I read a great email ages ago, that I'd love to send, but I think it would be too rude!
I just want to thank all of you for your educational e-mails over the past year.
Thanks to you, I no longer use cancer-causing deodorants even though I smell like a water buffalo on a hot day.
Thanks to you, I have learned that my prayers only get answered if I forward an e-mail to seven of my friends and make a wish within five minutes.
Because of your concern, I no longer drink Coca Cola because it can remove toilet stains.
I no longer can buy petrol without taking someone along to watch the car so a serial killer won't crawl in my back seat when I'm fueling.
And thanks for letting me know I can't boil a cup of water in the microwave anymore because it will blow up in my face... Disfiguring me for life.
I no longer check the coin return on pay phones because I could be pricked with a needle infected with AIDS.
I must send my thanks to whoever sent me the one about rat poo in the glue on envelopes because I now have to use a wet towel with every envelope that needs sealing.
I no longer go to shopping centres because someone will drug me with a perfume sample and rob me.
I no longer answer the phone because someone will ask me to dial a number for which I will get a phone bill with calls to Jamaica, Uganda, Singapore, and Uzbekistan.
I no longer eat KFC because their chickens are actually rats.
Thanks to you, I can't use anyone's toilet but mine because a big brown African spider is lurking under the seat to cause me instant death when it bites my backside.
And thanks to your great advice I can't ever pick up £5.00 dropped in the car park because it probably was placed there by a sex molester waiting underneath my car to grab my leg.
I can't do any gardening because I'm afraid I'll get bitten by a spider and my hand will fall off.
I no longer have any savings because I gave it all to little Penny Brown who is about to die in the hospital for the 1,387,258th time.
I no longer have any money at all, but that will change once I receive the £15,000 that Bill Gates/Microsoft and AOL are sending me for participating in their special e-mail program.
Or from the senior bank clerk in Nigeria who wants me to split £7 million with me for pretending to be a long lost relative of a customer who died intestate.
I no longer worry about my soul because I have 363,214 angels looking out for me, and St.

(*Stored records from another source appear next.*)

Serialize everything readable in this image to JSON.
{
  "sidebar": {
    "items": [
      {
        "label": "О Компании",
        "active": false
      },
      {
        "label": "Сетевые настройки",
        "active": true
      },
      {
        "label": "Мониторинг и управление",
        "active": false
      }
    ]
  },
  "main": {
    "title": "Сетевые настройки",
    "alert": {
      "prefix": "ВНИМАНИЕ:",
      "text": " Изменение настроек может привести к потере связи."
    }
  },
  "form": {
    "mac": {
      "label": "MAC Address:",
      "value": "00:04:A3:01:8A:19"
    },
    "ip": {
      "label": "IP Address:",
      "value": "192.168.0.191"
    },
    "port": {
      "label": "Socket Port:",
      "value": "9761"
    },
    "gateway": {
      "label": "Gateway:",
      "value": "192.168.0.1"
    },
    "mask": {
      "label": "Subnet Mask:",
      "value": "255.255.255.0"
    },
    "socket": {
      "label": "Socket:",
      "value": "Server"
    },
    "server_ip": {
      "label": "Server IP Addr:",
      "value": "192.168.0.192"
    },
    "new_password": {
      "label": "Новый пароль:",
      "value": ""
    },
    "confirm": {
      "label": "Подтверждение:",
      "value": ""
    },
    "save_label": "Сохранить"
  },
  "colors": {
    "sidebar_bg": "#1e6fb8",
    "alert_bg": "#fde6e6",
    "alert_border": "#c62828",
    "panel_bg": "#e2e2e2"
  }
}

Theresa's Novena has granted my every wish.
If you don't send this e-mail to at least 144,000 people in the next 70 minutes, a large dove with diarrhoea will land on your head at 5:00 p.m. Tomorrow afternoon the fleas from 12 camels will infest your back, causing you to grow a hairy hump. I know this will occur because it actually happened to a friend of my next door neighbour's ex-mother-in-law's second husband's cousin's beautician...
By the way....a South American scientist after a lengthy study has discovered that people with low IQ who have infrequent sexual activity always read their e-mails with their hand on the mouse.
Don't bother taking it off now, it's too late!